What it does
This KPI evaluates the visual consistency of packaging within a brand or product range on retail shelves. Specifically, it measures the visual consistency between a designated "critical SKU" and other SKUs within the same brand or range, providing a quantitative basis for assessing brand coherence and packaging alignment.
Case Example: let's say we test a new pack design in our potato range, from brown to red.
What is the consistency to the current range (all the other potato SKUs) and to the brand in total (across both ranges the brand offers)?
Left: The current design has high consistency to the potato range (score: 87) and the brand in total (84)
Right: the new red design has much lower consistency to both the potato range (-17% to 70) as well as the brand (-15% to 69).
Why it matters
Consistent packaging helps build a strong, recognizable brand block on the shelf, which is critical for effective brand activation.

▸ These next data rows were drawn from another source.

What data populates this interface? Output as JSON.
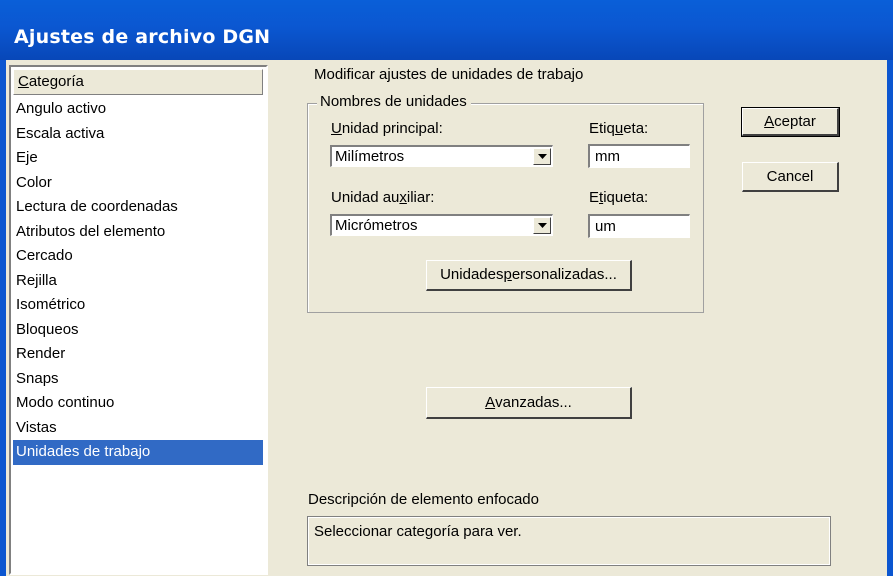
{
  "window": {
    "title": "Ajustes de archivo DGN"
  },
  "category_list": {
    "header_prefix": "C",
    "header_rest": "ategoría",
    "items": [
      "Angulo activo",
      "Escala activa",
      "Eje",
      "Color",
      "Lectura de coordenadas",
      "Atributos del elemento",
      "Cercado",
      "Rejilla",
      "Isométrico",
      "Bloqueos",
      "Render",
      "Snaps",
      "Modo continuo",
      "Vistas",
      "Unidades de trabajo"
    ],
    "selected": "Unidades de trabajo"
  },
  "settings": {
    "heading": "Modificar ajustes de unidades de trabajo",
    "group_title": "Nombres de unidades",
    "principal": {
      "label_pre": "",
      "label_u": "U",
      "label_post": "nidad principal:",
      "value": "Milímetros",
      "tag_label_pre": "Etiq",
      "tag_label_u": "u",
      "tag_label_post": "eta:",
      "tag_value": "mm"
    },
    "auxiliar": {
      "label_pre": "Unidad au",
      "label_u": "x",
      "label_post": "iliar:",
      "value": "Micrómetros",
      "tag_label_pre": "E",
      "tag_label_u": "t",
      "tag_label_post": "iqueta:",
      "tag_value": "um"
    },
    "custom_button": {
      "pre": "Unidades ",
      "u": "p",
      "post": "ersonalizadas..."
    },
    "advanced_button": {
      "pre": "",
      "u": "A",
      "post": "vanzadas..."
    }
  },
  "buttons": {
    "accept": {
      "pre": "",
      "u": "A",
      "post": "ceptar"
    },
    "cancel": "Cancel"
  },
  "description": {
    "label": "Descripción de elemento enfocado",
    "text": "Seleccionar categoría para ver."
  }
}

However, too much similarity can make it difficult to differentiate products and make navigation within a brand block a tedious task for shoppers. This KPI helps strike the right balance, ensuring a high level of visual consistency that supports brand recognition without compromising the shopper's ability to easily differentiate between products.
How it works
Advanced deep learning models are used to identify all SKUs on a shelf and then measure the visual consistency between the critical SKU and others in the same group. This analysis focuses on ensuring consistency within brand or assortment groups. Adjustments are made to account for bias if the critical SKU is part of the group being evaluated. The output is presented in a tabular format, providing insight into the visual coherence of packaging within each group.
How to achieve great results
- Design packaging elements such as colors, fonts, and imagery to enhance visual harmony across brand or range groups.

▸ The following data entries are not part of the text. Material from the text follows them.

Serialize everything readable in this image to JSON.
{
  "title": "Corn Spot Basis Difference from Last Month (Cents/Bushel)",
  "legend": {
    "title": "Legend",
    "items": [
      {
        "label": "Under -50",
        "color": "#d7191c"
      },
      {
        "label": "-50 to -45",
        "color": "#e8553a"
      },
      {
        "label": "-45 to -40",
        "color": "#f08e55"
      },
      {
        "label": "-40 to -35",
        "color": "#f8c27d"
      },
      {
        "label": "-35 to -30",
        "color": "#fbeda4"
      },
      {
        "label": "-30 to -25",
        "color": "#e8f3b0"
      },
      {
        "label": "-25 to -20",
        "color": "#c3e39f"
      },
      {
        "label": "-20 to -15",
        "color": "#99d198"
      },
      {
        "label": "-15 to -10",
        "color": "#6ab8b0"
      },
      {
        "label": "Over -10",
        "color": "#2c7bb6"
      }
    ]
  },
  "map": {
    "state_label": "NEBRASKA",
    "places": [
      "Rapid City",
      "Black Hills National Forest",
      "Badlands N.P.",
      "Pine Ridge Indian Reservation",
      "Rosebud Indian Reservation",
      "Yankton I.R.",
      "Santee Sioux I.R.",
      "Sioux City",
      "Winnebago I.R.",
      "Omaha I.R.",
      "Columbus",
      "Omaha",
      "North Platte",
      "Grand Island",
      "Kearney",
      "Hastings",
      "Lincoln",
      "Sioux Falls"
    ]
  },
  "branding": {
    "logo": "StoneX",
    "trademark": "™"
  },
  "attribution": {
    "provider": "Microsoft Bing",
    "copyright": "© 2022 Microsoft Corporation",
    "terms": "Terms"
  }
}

- Ensure that key visual cues remain consistent while allowing for differentiation to avoid visual clutter on the shelf.
- Introduce subtle variations in packaging design to maintain brand identity while allowing for easy differentiation between products within the same group.
- Experiment with elements such as graphics, logos, or product placement to strike the right balance between consistency and variety.
AI models used
This KPI uses state-of-the-art deep learning models, which have been trained on a dataset of millions of images. These models transform SKU images into numerical vectors that enable accurate consistency measurements between products. It also includes a specialized deep learning model trained on millions of annotated SKUs from retail shelves. This model excels at identifying and cataloging each SKU from an uploaded shelf image, ensuring detailed and accurate analysis.